Baltimore: Mayor Stephanie Rawlings Blake called her city's $1.2 billion pension liability a "crisis" in 2010 that had the potential to bankrupt the city. She ended a decades-old practice of awarding retirees pension increases based on investment earnings, replacing them with cost-of-living increase based on the retiree's age. In September a U.S. District Court judge struck down the change. The city plans to appeal.
Chicago: The city's six pension funds are about 50 percent funded, and have a current unfunded liability of $26.8 billion. In Illinois, state law sets retirement benefits for Chicago workers and teachers. Mayor Rahm Emanuel has asked lawmakers to suspend pension increases, raise retirement rates and increase employee retirement contributions but no action has been taken.
Cincinnati: The pension fund for most city employees and retiree health care was underfunded by about $713 million at the end of 2011. The city took steps in 2011 to raise retirement ages, reduce pension increases and eliminate a burial benefit for future retirees.
Philadelphia: The city's unfunded pension liability was $4.5 billion as of July 1, 2012. The city has shifted some workers to a hybrid system with 401(k)-style portion and given others the option of joining the new plan or contributing more of their own pay to stay with their current benefits.
Providence, R.I.: Saying a $900 million pension liability was threatening to put the city in bankruptcy, Mayor Angel Taveras negotiated concessions with unions and retirees to save the city $178 million in future years. Taveras says the successful talks avoided not only insolvency but also a costly legal battle with unions and retirees.
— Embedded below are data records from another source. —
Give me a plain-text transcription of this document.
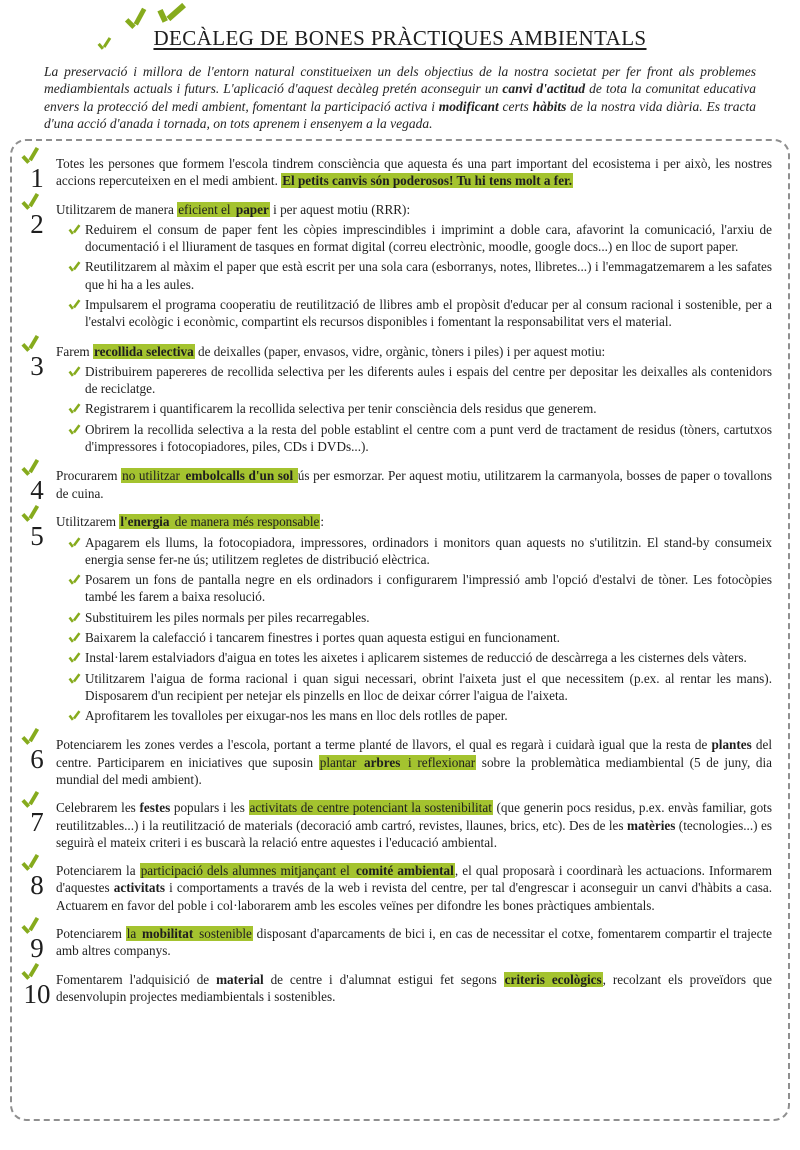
DECÀLEG DE BONES PRÀCTIQUES AMBIENTALS

La preservació i millora de l'entorn natural constitueixen un dels objectius de la nostra societat per fer front als problemes mediambientals actuals i futurs. L'aplicació d'aquest decàleg pretén aconseguir un canvi d'actitud de tota la comunitat educativa envers la protecció del medi ambient, fomentant la participació activa i modificant certs hàbits de la nostra vida diària. Es tracta d'una acció d'anada i tornada, on tots aprenem i ensenyem a la vegada.

1 Totes les persones que formem l'escola tindrem consciència que aquesta és una part important del ecosistema i per això, les nostres accions repercuteixen en el medi ambient. El petits canvis són poderosos! Tu hi tens molt a fer.

2 Utilitzarem de manera eficient el paper i per aquest motiu (RRR):

Reduirem el consum de paper fent les còpies imprescindibles i imprimint a doble cara, afavorint la comunicació, l'arxiu de documentació i el lliurament de tasques en format digital (correu electrònic, moodle, google docs...) en lloc de suport paper.

Reutilitzarem al màxim el paper que està escrit per una sola cara (esborranys, notes, llibretes...) i l'emmagatzemarem a les safates que hi ha a les aules.

Impulsarem el programa cooperatiu de reutilització de llibres amb el propòsit d'educar per al consum racional i sostenible, per a l'estalvi ecològic i econòmic, compartint els recursos disponibles i fomentant la responsabilitat vers el material.

3 Farem recollida selectiva de deixalles (paper, envasos, vidre, orgànic, tòners i piles) i per aquest motiu:

Distribuirem papereres de recollida selectiva per les diferents aules i espais del centre per depositar les deixalles als contenidors de reciclatge.

Registrarem i quantificarem la recollida selectiva per tenir consciència dels residus que generem.

Obrirem la recollida selectiva a la resta del poble establint el centre com a punt verd de tractament de residus (tòners, cartutxos d'impressores i fotocopiadores, piles, CDs i DVDs...).

4 Procurarem no utilitzar embolcalls d'un sol ús per esmorzar. Per aquest motiu, utilitzarem la carmanyola, bosses de paper o tovallons de cuina.

5 Utilitzarem l'energia de manera més responsable:

Apagarem els llums, la fotocopiadora, impressores, ordinadors i monitors quan aquests no s'utilitzin. El stand-by consumeix energia sense fer-ne ús; utilitzem regletes de distribució elèctrica.

Posarem un fons de pantalla negre en els ordinadors i configurarem l'impressió amb l'opció d'estalvi de tòner. Les fotocòpies també les farem a baixa resolució.

Substituirem les piles normals per piles recarregables.

Baixarem la calefacció i tancarem finestres i portes quan aquesta estigui en funcionament.

Instal·larem estalviadors d'aigua en totes les aixetes i aplicarem sistemes de reducció de descàrrega a les cisternes dels vàters.

Utilitzarem l'aigua de forma racional i quan sigui necessari, obrint l'aixeta just el que necessitem (p.ex. al rentar les mans). Disposarem d'un recipient per netejar els pinzells en lloc de deixar córrer l'aigua de l'aixeta.

Aprofitarem les tovalloles per eixugar-nos les mans en lloc dels rotlles de paper.

6 Potenciarem les zones verdes a l'escola, portant a terme planté de llavors, el qual es regarà i cuidarà igual que la resta de plantes del centre. Participarem en iniciatives que suposin plantar arbres i reflexionar sobre la problemàtica mediambiental (5 de juny, dia mundial del medi ambient).

7 Celebrarem les festes populars i les activitats de centre potenciant la sostenibilitat (que generin pocs residus, p.ex. envàs familiar, gots reutilitzables...) i la reutilització de materials (decoració amb cartró, revistes, llaunes, brics, etc). Des de les matèries (tecnologies...) es seguirà el mateix criteri i es buscarà la relació entre aquestes i l'educació ambiental.

8 Potenciarem la participació dels alumnes mitjançant el comité ambiental, el qual proposarà i coordinarà les actuacions. Informarem d'aquestes activitats i comportaments a través de la web i revista del centre, per tal d'engrescar i aconseguir un canvi d'hàbits a casa. Actuarem en favor del poble i col·laborarem amb les escoles veïnes per difondre les bones pràctiques ambientals.

9 Potenciarem la mobilitat sostenible disposant d'aparcaments de bici i, en cas de necessitar el cotxe, fomentarem compartir el trajecte amb altres companys.

10 Fomentarem l'adquisició de material de centre i d'alumnat estigui fet segons criteris ecològics, recolzant els proveïdors que desenvolupin projectes mediambientals i sostenibles.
San Diego: The city's pension investments tumbled nearly 20 percent in 2009, raising its unfunded pension liability from $1.3 billion to $2.11 billion. The city's pension woes made headlines in 2004 when a whistleblower exposed how officials had agreed to boost benefits even as the city put less money into the system. The city laid off 14 percent of its workforce over the next several years as it was forced to pump more money into its pension system. In June, residents voted to impose a six-year freeze on pay levels used to determine pension benefits and put new hires, except police officers, into 401(k)-style plans.